Great Beginnings in the Great Plains: Communities for Kids Builds Nebraska’s Child Care Infrastructure, Cultivates All Community Stakeholders - Early Learning Nation

Great Beginnings in the Great Plains: Communities for Kids Builds Nebraska’s Child Care Infrastructure, Cultivates All Community Stakeholders

Photo: Nebraska Children and Families Foundation

Marti Beard is a fifth-generation rancher in addition to being vice president of Early Childhood Programs of Nebraska Children and Families Foundation. She knows her state inside and out and is accustomed to some Nebraskans who express the belief that mothers of young children should stay at home instead of working outside the home. That, Beard says, is a reliable place for starting any conversation. “One thing we all agree on is the importance of having a great beginning.”

Marti Beard rallying community support

When she engages in further conversation, she finds that everyone knows single moms and nontraditional families that don’t fit the stereotype of rural America. The state’s meatpacking industry, for example, employs more than 26,000 workers, including many immigrants and refugees.

Like virtually every other state, Nebraska is enduring a critical child care shortage. The gap was already holding families back from work pre-pandemic but the past two years have brought awareness of the issue to Nebraskans who hadn’t considered it before.

The pandemic has also deepened the crisis in every community Beard visits. The data back up her observation. According to Bipartisan Policy Institute’s recent Child Care Gap survey, the state’s supply of child care slots totals 92,780, but 112,410 children have the potential need for child care.

Beard leads Nebraska Child and Families Foundation’s Communities for Kids (C4K), launched in 2017 with funding from the Buffett Early Childhood Fund and the William & Ruth Scott Family Foundation. The initiative addresses shortages of high-quality early childhood care and education programs by supporting the creation and implementation of child care solutions that incorporate both capacity and quality.

The C4K process is designed to cultivate and galvanize a core team in the community and to expand outward, gathering momentum. Usually, it starts with women who want to join the workforce but can’t without child care. They engage anyone who will listen—the mayor, the police chief, business owners and bankers. Hospitals and colleges can leverage their power within a community. Beard and her team of four facilitate dialogue among public and private organizations and work toward a goal developed in partnership with all these stakeholders.

At the moment, 42 Nebraska communities are developing child care plans. Some are building centers; others are enhancing care in informal settings or expanding opportunities for training and licensure. “We never have a preset plan,” Beard says. “Or we do, but as we bring more people to the table and incorporate all the data, the plan will change a hundred times.”

All the listening and organizing can take time—as long as three years from start to finish—but Beard believes that’s what makes the difference between a project the community will use and one that stands empty.
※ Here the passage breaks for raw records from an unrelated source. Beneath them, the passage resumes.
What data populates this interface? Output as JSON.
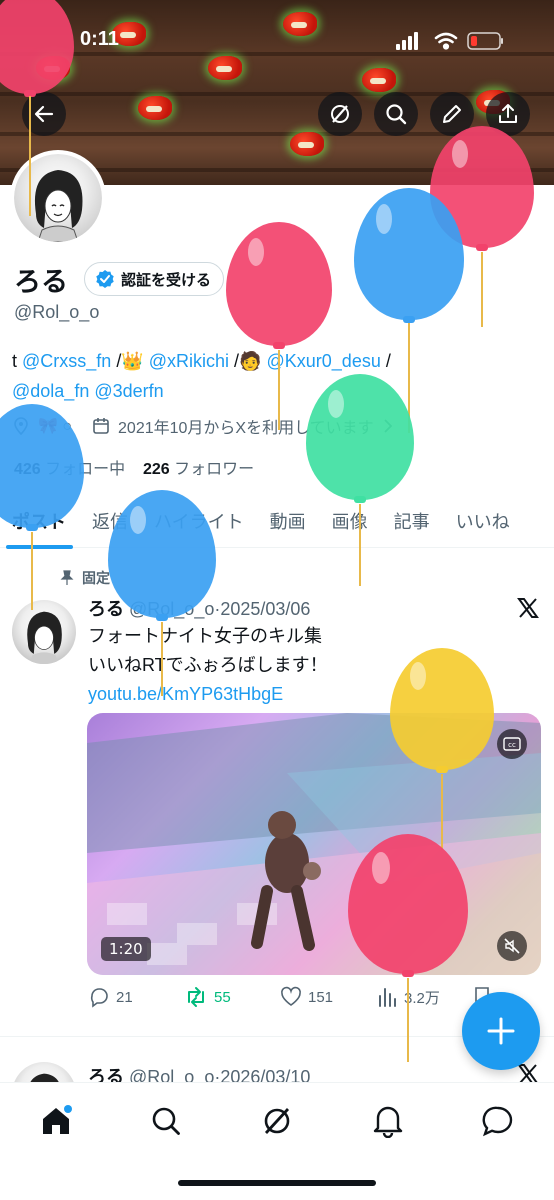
{
  "status": {
    "time": "0:11"
  },
  "header": {
    "back_icon": "arrow-left-icon",
    "grok_icon": "grok-icon",
    "search_icon": "search-icon",
    "edit_icon": "pencil-icon",
    "share_icon": "share-icon"
  },
  "profile": {
    "name": "ろる",
    "verify_label": "認証を受ける",
    "handle": "@Rol_o_o",
    "bio_prefix": "t ",
    "bio_links": [
      "@Crxss_fn",
      "@xRikichi",
      "@Kxur0_desu",
      "@dola_fn",
      "@3derfn"
    ],
    "bio_sep1": " /",
    "bio_sep2": " /",
    "bio_sep3": " /",
    "emoji_crown": "👑",
    "emoji_face": "🧑",
    "location_emojis": "🎀 ○",
    "joined": "2021年10月からXを利用しています",
    "following_count": "426",
    "following_label": "フォロー中",
    "followers_count": "226",
    "followers_label": "フォロワー"
  },
  "tabs": [
    "ポスト",
    "返信",
    "ハイライト",
    "動画",
    "画像",
    "記事",
    "いいね"
  ],
  "pinned_label": "固定",
  "posts": [
    {
      "name": "ろる",
      "handle": "@Rol_o_o",
      "date": "2025/03/06",
      "line1": "フォートナイト女子のキル集",
      "line2": "いいねRTでふぉろばします！",
      "link": "youtu.be/KmYP63tHbgE",
      "video_duration": "1:20",
      "replies": "21",
      "reposts": "55",
      "likes": "151",
      "views": "3.2万"
    },
    {
      "name": "ろる",
      "handle": "@Rol_o_o",
      "date": "2026/03/10"
    }
  ],
  "colors": {
    "accent": "#1d9bf0",
    "repost_green": "#00ba7c",
    "balloon_red": "#f2426b",
    "balloon_blue": "#3aa0f2",
    "balloon_green": "#3fe0a2",
    "balloon_yellow": "#f5cc30"
  }
}
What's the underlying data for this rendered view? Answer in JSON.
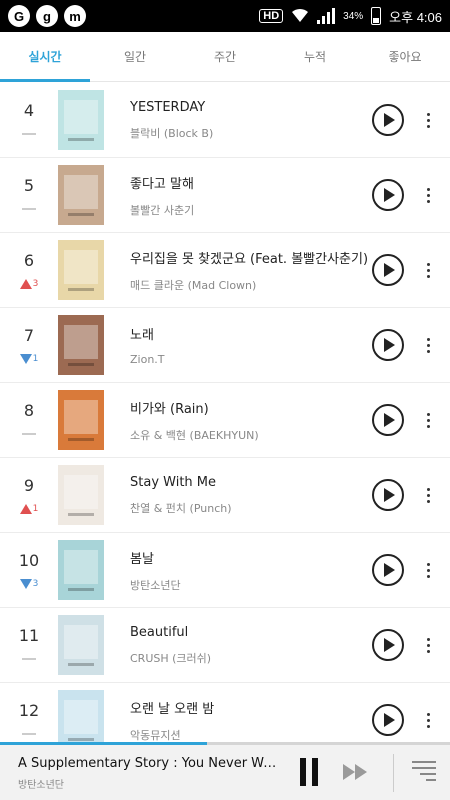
{
  "status": {
    "hd": "HD",
    "battery_pct": "34%",
    "time": "오후 4:06",
    "notif_icons": [
      "G",
      "g",
      "m"
    ]
  },
  "tabs": [
    {
      "label": "실시간",
      "active": true
    },
    {
      "label": "일간",
      "active": false
    },
    {
      "label": "주간",
      "active": false
    },
    {
      "label": "누적",
      "active": false
    },
    {
      "label": "좋아요",
      "active": false
    }
  ],
  "chart": [
    {
      "rank": "4",
      "change": "same",
      "delta": "",
      "title": "YESTERDAY",
      "artist": "블락비 (Block B)",
      "art": "#bfe4e4"
    },
    {
      "rank": "5",
      "change": "same",
      "delta": "",
      "title": "좋다고 말해",
      "artist": "볼빨간 사춘기",
      "art": "#c7a98f"
    },
    {
      "rank": "6",
      "change": "up",
      "delta": "3",
      "title": "우리집을 못 찾겠군요 (Feat. 볼빨간사춘기)",
      "artist": "매드 클라운 (Mad Clown)",
      "art": "#e8d7a8"
    },
    {
      "rank": "7",
      "change": "down",
      "delta": "1",
      "title": "노래",
      "artist": "Zion.T",
      "art": "#9c6a52"
    },
    {
      "rank": "8",
      "change": "same",
      "delta": "",
      "title": "비가와 (Rain)",
      "artist": "소유 & 백현 (BAEKHYUN)",
      "art": "#d97a3a"
    },
    {
      "rank": "9",
      "change": "up",
      "delta": "1",
      "title": "Stay With Me",
      "artist": "찬열 & 펀치 (Punch)",
      "art": "#efe9e2"
    },
    {
      "rank": "10",
      "change": "down",
      "delta": "3",
      "title": "봄날",
      "artist": "방탄소년단",
      "art": "#a8d4d8"
    },
    {
      "rank": "11",
      "change": "same",
      "delta": "",
      "title": "Beautiful",
      "artist": "CRUSH (크러쉬)",
      "art": "#cfe0e6"
    },
    {
      "rank": "12",
      "change": "same",
      "delta": "",
      "title": "오랜 날 오랜 밤",
      "artist": "악동뮤지션",
      "art": "#c9e3ee"
    }
  ],
  "now_playing": {
    "title": "A Supplementary Story : You Never Wa…",
    "artist": "방탄소년단",
    "progress": 0.46
  },
  "colors": {
    "accent": "#2ea3d8",
    "up": "#e05050",
    "down": "#4a8ed0"
  }
}
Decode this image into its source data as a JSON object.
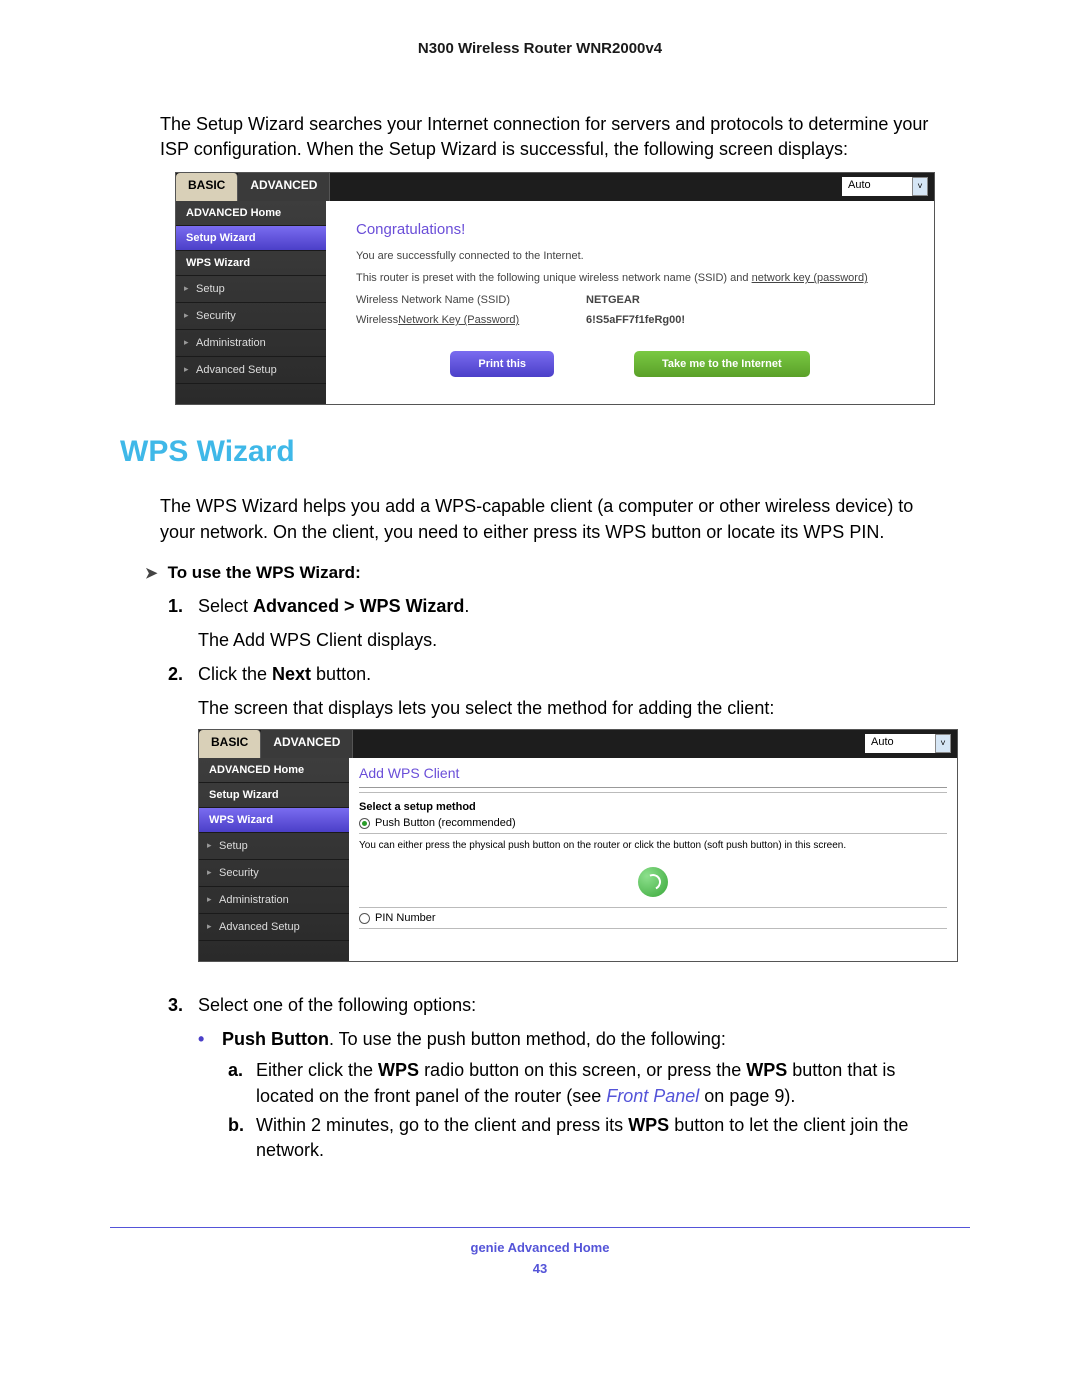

Among recent advances in C4K communities:

  • City leaders in Lexington are working together to build a child care center to support Latino and Somali families.
  • Red Willow County hired an early childhood coordinator and has increased child care capacity by 60 children.
  • Lincoln Mayor Leirion Gaylor Baird challenged residents to match a $500,000 city donation to the Lincoln Littles fundraising drive as it seeks to raise $1 million for early childhood scholarships.
  • Norfolk public schools offer support, training and curricula to all preschool programs through the Power of Preschool initiative.
  • Stuart, population 574, has final plans to build an early childhood development center adjacent to the public school.

As Beard sees it, “More and more Nebraskans believe in early education, and we’ve seen its priority increase, even compared to issues like housing and jobs.” She says the business community has taken a special interest as they realize the workforce ramifications. “People aren’t going to move to your community if you don’t have child care,” Beard points out. “They’re not going to stay there if you don’t have it.”

Rancher and philanthropist Jay Wolf with his granddaughter at the opening celebration of Boone Beginnings

Beard introduced me to Jay Wolf, owner of Wagonhammer Ranch and an unlikely champion of early child care in Albion, Neb. Wolf’s children are grown, and in an average day, he sees more cows than people, but he was convinced by Beard’s arguments about making Albion, Neb., attractive to today’s and tomorrow’s employees. And he recognizes quality early education’s importance to a community. “If we don’t help them get ready for kindergarten,” he says, “they will still be behind when they graduate high school—if they graduate at all.”

Wolf and his wife Susie contributed $250,000, which helped build Boone Beginnings Family and Child Development Center, which now serves 16 children, with plans for 64 more over the next three years. He says 80% of the funding came from local sources, while the rest came from the Sherwood and Scott foundations. He’s proud that the center has a sustainable business plan and credits Beard for her steady guidance. “This took a diverse range of leaders,” he says, “but we couldn’t have done it without Marti.”

Mark Swartz writes for Early Learning Nation and the Stanford Center on Early Childhood about efforts to improve early care and education. He lives in Takoma Park, Maryland, with his wife and two children.